What happened

Shares of the large Canadian lender Toronto-Dominion Bank (TD 0.75%) traded roughly 2.4% lower today in the final hour of trading as the bank gears up to report its earnings results for its second fiscal quarter of 2023 tomorrow morning. TD has also recently been sued over its failed acquisition of First Horizon (FHN -0.87%).

So what

Canadian banks are currently in their earnings season, and both Bank of Montreal and Bank of Nova Scotia reported earnings results today that came in weaker than expected. Bank of Montreal missed earnings today after reporting a rise in its provision for credit losses. It was a similar tale for Bank of Nova Scotia.

Analysts came into the quarter with concerns about the Canadian banking sector. Similar to the U.S., investors have become very worried about commercial loans in Canada. KBW analyst Mike Rizvanovic expects Canada's six largest banks to increase their provisions for credit losses by 28% collectively from the sequential quarter.

In other news, the Arbitrage Fund, a shareholder of First Horizon, has filed a federal lawsuit against TD, alleging the bank deceived investors about its anti-money laundering practices, which could have been a reason that regulators held up the deal for so long. "The lawsuit is without merit, and TD will vigorously defend it," TD said in a statement. 

TD and First Horizon recently terminated the planned acquisition after first announcing the deal in February 2022. TD had planned to buy First Horizon for $25 per share.

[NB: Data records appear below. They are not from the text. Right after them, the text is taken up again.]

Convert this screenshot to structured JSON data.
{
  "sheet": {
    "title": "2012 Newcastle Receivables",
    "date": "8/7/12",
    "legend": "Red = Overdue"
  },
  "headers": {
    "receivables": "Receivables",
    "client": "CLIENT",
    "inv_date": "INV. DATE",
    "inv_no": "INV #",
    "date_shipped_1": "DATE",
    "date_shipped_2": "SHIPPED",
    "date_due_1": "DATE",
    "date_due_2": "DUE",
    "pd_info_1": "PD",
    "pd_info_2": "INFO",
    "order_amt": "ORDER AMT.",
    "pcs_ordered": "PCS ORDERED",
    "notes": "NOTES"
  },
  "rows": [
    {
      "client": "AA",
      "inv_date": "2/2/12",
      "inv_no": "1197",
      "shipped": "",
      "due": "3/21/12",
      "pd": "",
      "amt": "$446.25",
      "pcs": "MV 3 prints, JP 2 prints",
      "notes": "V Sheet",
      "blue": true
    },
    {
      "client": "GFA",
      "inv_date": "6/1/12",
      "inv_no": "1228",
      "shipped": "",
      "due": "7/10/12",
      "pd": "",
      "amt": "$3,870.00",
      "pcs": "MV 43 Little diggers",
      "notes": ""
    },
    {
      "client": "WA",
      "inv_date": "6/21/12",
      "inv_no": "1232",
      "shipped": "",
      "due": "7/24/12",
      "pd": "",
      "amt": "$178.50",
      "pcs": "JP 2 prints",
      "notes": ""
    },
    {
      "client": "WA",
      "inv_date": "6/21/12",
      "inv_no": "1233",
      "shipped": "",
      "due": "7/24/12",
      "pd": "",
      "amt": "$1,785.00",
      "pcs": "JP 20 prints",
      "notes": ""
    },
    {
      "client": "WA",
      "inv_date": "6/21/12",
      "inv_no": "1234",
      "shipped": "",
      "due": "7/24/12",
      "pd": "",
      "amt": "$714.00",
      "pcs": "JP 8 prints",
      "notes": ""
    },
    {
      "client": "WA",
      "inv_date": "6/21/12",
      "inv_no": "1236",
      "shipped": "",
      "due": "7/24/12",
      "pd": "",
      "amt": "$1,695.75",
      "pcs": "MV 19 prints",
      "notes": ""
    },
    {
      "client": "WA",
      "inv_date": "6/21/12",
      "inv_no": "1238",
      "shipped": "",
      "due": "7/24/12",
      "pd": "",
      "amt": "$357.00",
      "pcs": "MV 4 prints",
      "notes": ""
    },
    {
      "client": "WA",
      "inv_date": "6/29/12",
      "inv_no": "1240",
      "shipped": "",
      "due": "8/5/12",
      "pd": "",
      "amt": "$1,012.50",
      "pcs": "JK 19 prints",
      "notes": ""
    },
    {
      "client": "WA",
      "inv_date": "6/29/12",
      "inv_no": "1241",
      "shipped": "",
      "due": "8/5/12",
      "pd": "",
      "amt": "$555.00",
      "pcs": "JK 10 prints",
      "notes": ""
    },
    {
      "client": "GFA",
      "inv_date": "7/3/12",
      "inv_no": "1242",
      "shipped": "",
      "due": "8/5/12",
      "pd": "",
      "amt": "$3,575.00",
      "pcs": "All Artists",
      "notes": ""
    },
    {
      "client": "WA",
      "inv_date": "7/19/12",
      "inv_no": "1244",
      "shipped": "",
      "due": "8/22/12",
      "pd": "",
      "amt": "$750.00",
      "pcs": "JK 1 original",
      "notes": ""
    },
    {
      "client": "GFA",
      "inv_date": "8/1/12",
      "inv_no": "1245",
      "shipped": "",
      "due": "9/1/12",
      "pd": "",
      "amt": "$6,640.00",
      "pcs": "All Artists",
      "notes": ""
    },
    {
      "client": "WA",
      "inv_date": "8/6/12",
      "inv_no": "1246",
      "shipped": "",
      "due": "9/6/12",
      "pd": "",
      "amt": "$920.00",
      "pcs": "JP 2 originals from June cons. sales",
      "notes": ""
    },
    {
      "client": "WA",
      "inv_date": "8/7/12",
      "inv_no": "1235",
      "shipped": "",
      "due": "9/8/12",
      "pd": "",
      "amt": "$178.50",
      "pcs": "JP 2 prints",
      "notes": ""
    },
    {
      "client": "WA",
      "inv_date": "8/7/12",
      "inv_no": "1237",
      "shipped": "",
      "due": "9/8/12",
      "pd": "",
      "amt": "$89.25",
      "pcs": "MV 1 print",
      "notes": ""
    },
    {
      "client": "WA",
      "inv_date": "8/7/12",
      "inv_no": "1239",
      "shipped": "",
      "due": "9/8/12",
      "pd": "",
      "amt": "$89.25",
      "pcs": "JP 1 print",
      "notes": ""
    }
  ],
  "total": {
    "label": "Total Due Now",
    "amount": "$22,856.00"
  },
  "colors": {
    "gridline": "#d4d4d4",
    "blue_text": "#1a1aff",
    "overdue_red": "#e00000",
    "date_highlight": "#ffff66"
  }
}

First Horizon currently trades at around $11 per share.

Now what

While commercial real estate is expected to be an issue for all banks, I think it should be manageable at TD, with roughly 10% of the bank's loans in commercial real estate, split between Canada and the U.S. Credit will continue to normalize, but I see this as more of an earnings issue.

Furthermore, with the acquisition of First Horizon no longer happening, the bank now has a ton of excess capital, which should position TD well to deal with any unexpected credit surprises and return capital to shareholders.